Although the multiscale sparse tensor using stacked convolutions has attained noticeable gains for lossy compression of point cloud geometry (PCG), its capability suffers because convolutions with fixed receptive field and fixed weights after training cannot aggregate sufficient information collection due to the extremely sparse and unevenly distributed nature of points. To best tackle the sparsity and adaptively exploit inter-point correlations, we apply local self-attention on $k$ nearest neighbors (kNN) that are instantaneously formed for each point, with which attention-based mechanism can effectively characterize and embed spatial information conditioned on the dynamic neighborhood.
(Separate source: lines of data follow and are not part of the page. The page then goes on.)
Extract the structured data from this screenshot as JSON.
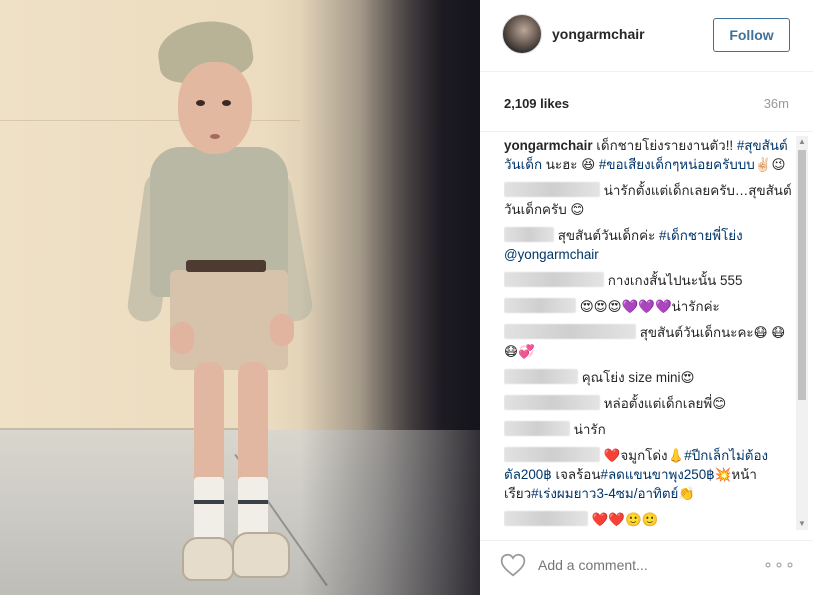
{
  "post": {
    "username": "yongarmchair",
    "follow_label": "Follow",
    "likes": "2,109 likes",
    "age": "36m"
  },
  "comments": [
    {
      "user": "yongarmchair",
      "segments": [
        {
          "text": "เด็กชายโย่งรายงานตัว!! "
        },
        {
          "text": "#สุขสันต์วันเด็ก",
          "tag": true
        },
        {
          "text": " นะฮะ 😆 "
        },
        {
          "text": "#ขอเสียงเด็กๆหน่อยครับบบ",
          "tag": true
        },
        {
          "text": "✌🏻😉"
        }
      ]
    },
    {
      "blur": 96,
      "segments": [
        {
          "text": " น่ารักตั้งแต่เด็กเลยครับ…สุขสันต์วันเด็กครับ 😊"
        }
      ]
    },
    {
      "blur": 50,
      "segments": [
        {
          "text": " สุขสันต์วันเด็กค่ะ "
        },
        {
          "text": "#เด็กชายพี่โย่ง",
          "tag": true
        },
        {
          "text": " "
        },
        {
          "text": "@yongarmchair",
          "tag": true
        }
      ]
    },
    {
      "blur": 100,
      "segments": [
        {
          "text": " กางเกงสั้นไปนะนั้น 555"
        }
      ]
    },
    {
      "blur": 72,
      "segments": [
        {
          "text": " 😍😍😍💜💜💜น่ารักค่ะ"
        }
      ]
    },
    {
      "blur": 132,
      "segments": [
        {
          "text": " สุขสันต์วันเด็กนะคะ😷 😷😷💞"
        }
      ]
    },
    {
      "blur": 74,
      "segments": [
        {
          "text": " คุณโย่ง size mini😍"
        }
      ]
    },
    {
      "blur": 96,
      "segments": [
        {
          "text": " หล่อตั้งแต่เด็กเลยพี่😊"
        }
      ]
    },
    {
      "blur": 66,
      "segments": [
        {
          "text": " น่ารัก"
        }
      ]
    },
    {
      "blur": 96,
      "segments": [
        {
          "text": " ❤️จมูกโด่ง👃"
        },
        {
          "text": "#ปีกเล็กไม่ต้องตัล200฿",
          "tag": true
        },
        {
          "text": " เจลร้อน"
        },
        {
          "text": "#ลดแขนขาพุง250฿",
          "tag": true
        },
        {
          "text": "💥หน้าเรียว"
        },
        {
          "text": "#เร่งผมยาว3-4ซม/อาทิตย์",
          "tag": true
        },
        {
          "text": "👏"
        }
      ]
    },
    {
      "blur": 84,
      "segments": [
        {
          "text": " ❤️❤️🙂🙂"
        }
      ]
    }
  ],
  "footer": {
    "comment_placeholder": "Add a comment...",
    "more_label": "∘∘∘"
  },
  "icons": {
    "heart": "heart-outline-icon",
    "more": "more-options-icon"
  },
  "colors": {
    "accent": "#3f729b",
    "hashtag": "#003569"
  }
}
This kNN self-attention is implemented using the prevalent Transformer architecture and stacked with sparse convolutions to capture neighborhood information in a progres-sively re-sampling framework, referred to as the PCGFormer. Compared with the MPEG standard Geometry-based PCC (G-PCC) using the latest octree codec, the proposed PCGFormer provides more than 90% and 87% BD-rate (Bjøntegaard Delta Rate) reduction in average across three different object point cloud datasets for point-to-point (D1) and point-to-plane (D2) distortion measures. Compared with the state-of-the-art learning-based approach, the PCGFormer achieves 17.39% and 15.75% BD-rate gains on D1 and D2, respectively.